Reporters sans frontières (RSF) appelle les autorités fédérales somaliennes à décréter au plus vite un moratoire sur les arrestations de journalistes qui se sont multipliées ces dernières semaines. Les efforts engagés en matière de lutte contre l’impunité doivent s’accompagner de mesures fortes pour faire baisser le nombre encore très élevé d’exactions contre les professionnels de l’information.
Avec 20 cas de journalistes arrêtés depuis le début de l’année dont cinq au cours du seul mois de juin, la Somalie figure parmi les pays les plus répressifs en matière d’interpellations de professionnels de l’information sur le continent. En Afrique subsaharienne, seule la République démocratique du Congo (RDC) a fait pire au cours des six derniers mois.
Dernière victime en date de cette triste série, le journaliste Jabir Said Duale, connu sous le pseudonyme “Bulshawi” et travaillant pour la chaîne privée Horyaal24 TV, a été libéré le 28 juin dernier sur grâce présidentielle après avoir passé sept jours en détention. Arrêté à deux reprises le 16 et le 22 juin à Erigavo dans l’État autoproclamé du Somaliland, il était accusé par les autorités locales d’avoir filmé une manifestation “illégale” critiquant le manque d’inclusion de la population dans les pourparlers historiques réunissant le président de Somalie et du Somaliland qui se disputent des territoires.
Plusieurs autres reporters ont été arrêtés ou convoqués par la police au cours du même mois, dont le journaliste d’une radio locale Bishar Ibrahin Adan, arrêté le 10 juin dernier et détenu trois jours à Burdhubo, une ville de la région de Gedo en Somalie, avant d’être libéré sans inculpation. Abdishakur Mohamed Hassan de la chaîne privée SAAB TV, avait été arrêté et brièvement détenu le 12 juin pour avoir couvert une manifestation à Beledweyn, dans le sud de la Somalie. C’est également le cas de Khadar Mohamed Tarabi et Khadar Farah Rigah, travaillant respectivement pour la Somali Broadcasting Corporation (SBC) et la chaîne privée Universal TV, accusés d’avoir couvert des manifestations locales et libérés le 17 juin après un jour de détention sur ordre du gouverneur provincial.
“Détentions, arrestations ou simples convocations, les exactions commises contre les journalistes somaliens se maintiennent à un niveau très élevé, déplore Arnaud Froger, responsable du bureau Afrique de RSF. Seules des mesures fortes et ambitieuses permettront de mettre fin à ces pratiques et ces intimidations systématiques.

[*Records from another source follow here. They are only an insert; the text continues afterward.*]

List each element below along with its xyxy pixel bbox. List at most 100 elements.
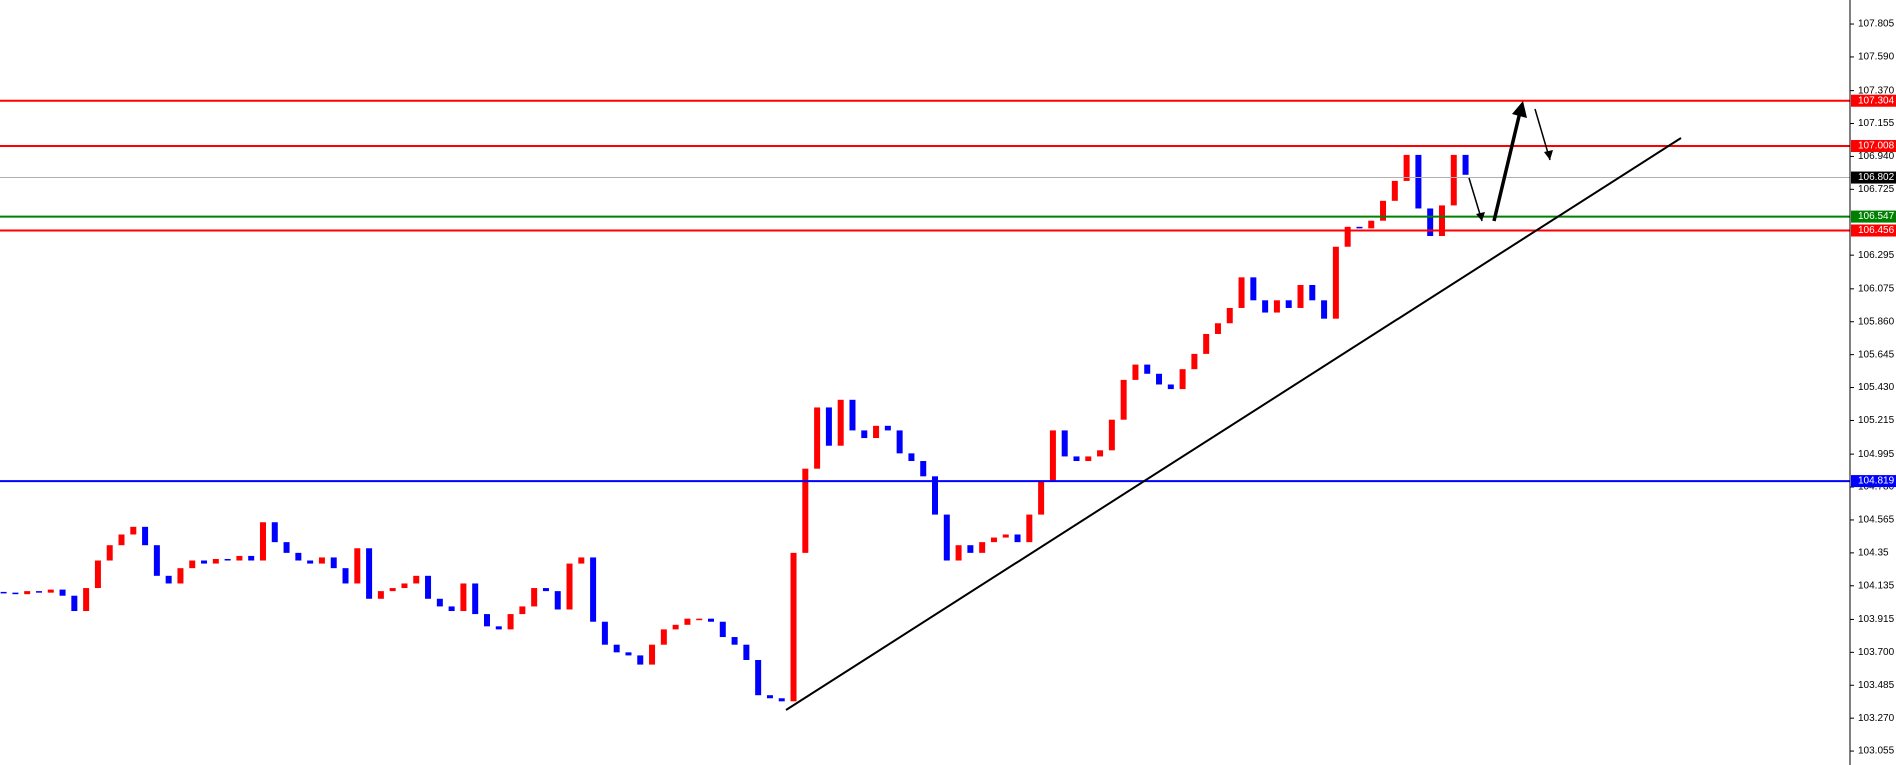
- candle: [731, 637, 738, 645]
- candle: [660, 629, 667, 645]
- candle: [1309, 285, 1316, 301]
- candle: [59, 589, 66, 596]
- candle: [1156, 373, 1163, 385]
- trend-line: [785, 137, 1682, 711]
- level-label-bg: [1851, 94, 1896, 107]
- candle: [1368, 220, 1375, 229]
- candle: [766, 695, 773, 699]
- candle: [377, 591, 384, 599]
- candle: [519, 606, 526, 615]
- y-tick-label: 103.270: [1858, 713, 1895, 724]
- candle: [507, 614, 514, 630]
- candle: [613, 644, 620, 653]
- candle: [413, 575, 420, 584]
- candle: [1214, 323, 1221, 334]
- candle: [1144, 364, 1151, 374]
- level-label-bg: [1851, 171, 1896, 184]
- candle: [153, 545, 160, 576]
- candle: [495, 626, 502, 630]
- candle: [401, 583, 408, 589]
- candle: [920, 461, 927, 477]
- y-tick-label: 104.995: [1858, 449, 1895, 460]
- candle: [1108, 419, 1115, 451]
- candle: [389, 588, 396, 592]
- plot-area: [0, 99, 1850, 702]
- candle: [1038, 480, 1045, 515]
- candle: [35, 591, 42, 593]
- candle: [1250, 277, 1257, 301]
- candle: [106, 545, 113, 561]
- candle: [896, 430, 903, 454]
- candle: [578, 557, 585, 564]
- candle: [342, 568, 349, 584]
- candle: [142, 526, 149, 546]
- level-label-bg: [1851, 224, 1896, 237]
- level-labels: 107.304 107.008 106.802 106.547 106.456 104.8…: [1851, 94, 1896, 488]
- candle: [1415, 154, 1422, 209]
- candle: [448, 606, 455, 612]
- y-tick-label: 105.645: [1858, 349, 1895, 360]
- arrow-head: [1512, 101, 1527, 118]
- y-tick-label: 106.075: [1858, 283, 1895, 294]
- y-tick-label: 105.430: [1858, 382, 1895, 393]
- candle: [884, 425, 891, 431]
- candle: [47, 589, 54, 593]
- candle: [177, 568, 184, 584]
- candle: [1002, 534, 1009, 538]
- candle: [1120, 379, 1127, 420]
- candle: [531, 588, 538, 607]
- candle: [601, 621, 608, 645]
- y-tick-label: 103.915: [1858, 614, 1895, 625]
- candle: [1273, 300, 1280, 313]
- y-tick-label: 105.215: [1858, 415, 1895, 426]
- candle: [295, 552, 302, 561]
- y-tick-label: 106.295: [1858, 250, 1895, 261]
- candle: [283, 542, 290, 553]
- arrow-head: [1544, 150, 1553, 160]
- candle: [1450, 154, 1457, 206]
- candle: [1203, 333, 1210, 354]
- candle: [130, 526, 137, 535]
- arrow-head: [1476, 212, 1485, 221]
- candle: [814, 407, 821, 469]
- candle: [649, 644, 656, 665]
- candle: [236, 555, 243, 561]
- y-tick-label: 104.565: [1858, 515, 1895, 526]
- candle: [943, 514, 950, 561]
- candle: [990, 537, 997, 543]
- candle: [354, 548, 361, 584]
- candle: [224, 558, 231, 561]
- candle: [1085, 456, 1092, 462]
- y-tick-label: 105.860: [1858, 316, 1895, 327]
- candle: [201, 560, 208, 564]
- candle: [94, 560, 101, 589]
- candle: [118, 534, 125, 546]
- price-axis-labels: 107.805 107.590 107.370 107.155 106.940 106.7…: [1850, 19, 1895, 757]
- candle: [1061, 430, 1068, 457]
- candle: [554, 591, 561, 610]
- level-label: 107.008: [1858, 141, 1895, 152]
- candle: [12, 592, 19, 595]
- candle: [1321, 300, 1328, 319]
- candle: [967, 545, 974, 553]
- candle: [212, 558, 219, 564]
- level-label: 106.802: [1858, 172, 1895, 183]
- candle: [778, 698, 785, 702]
- candle: [189, 560, 196, 569]
- candle: [71, 595, 78, 612]
- candle: [755, 660, 762, 696]
- candle: [743, 644, 750, 660]
- candle: [318, 557, 325, 564]
- candle: [24, 591, 31, 595]
- candle: [696, 618, 703, 621]
- candle: [307, 560, 314, 564]
- candle: [542, 588, 549, 592]
- y-tick-label: 107.155: [1858, 118, 1895, 129]
- y-tick-label: 103.700: [1858, 647, 1895, 658]
- candle: [248, 555, 255, 561]
- candle: [1356, 226, 1363, 229]
- candle: [908, 453, 915, 462]
- candle: [83, 588, 90, 612]
- candle: [436, 598, 443, 607]
- level-label: 104.819: [1858, 476, 1895, 487]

Nous réitérons notre appel aux autorités fédérales de la Somalie et locales du Somaliland à décréter un moratoire sur les arrestations de journalistes en attendant une réforme du cadre légal des médias qui devra consacrer la fin des mesures privatives de liberté pour des faits qui relèvent du journalisme.”
Lors d’une rencontre à Paris en novembre 2019 avec le premier ministre somalien Hassan Ali Khayre, RSF avait aussi plaidé pour l’adoption rapide d’un mécanisme national dédié à la protection et à la sécurité des journalistes. La Somalie demeure le pays africain le plus meurtrier pour les professionnels de l’information. Plus d’une cinquantaine de journalistes y ont été tués au cours de la décennie écoulée. Des efforts pour lutter contre l’impunité ont tout de même été entrepris ces dernières années. Un policier ayant abattu un journaliste a été condamné par contumace, des militaires ont été renvoyés pour avoir maltraité des reporters et une Cour de justice vient de répondre favorablement à une requête du syndicat national des journalistes somaliens (NUSOJ) en ordonnant l’ouverture d’enquêtes pour les assassinats et meurtres de plus de cinquante journalistes dans le pays.
La Somalie occupe la 163e place sur 180 au Classement mondial de la liberté de la presse publié par RSF en 2020.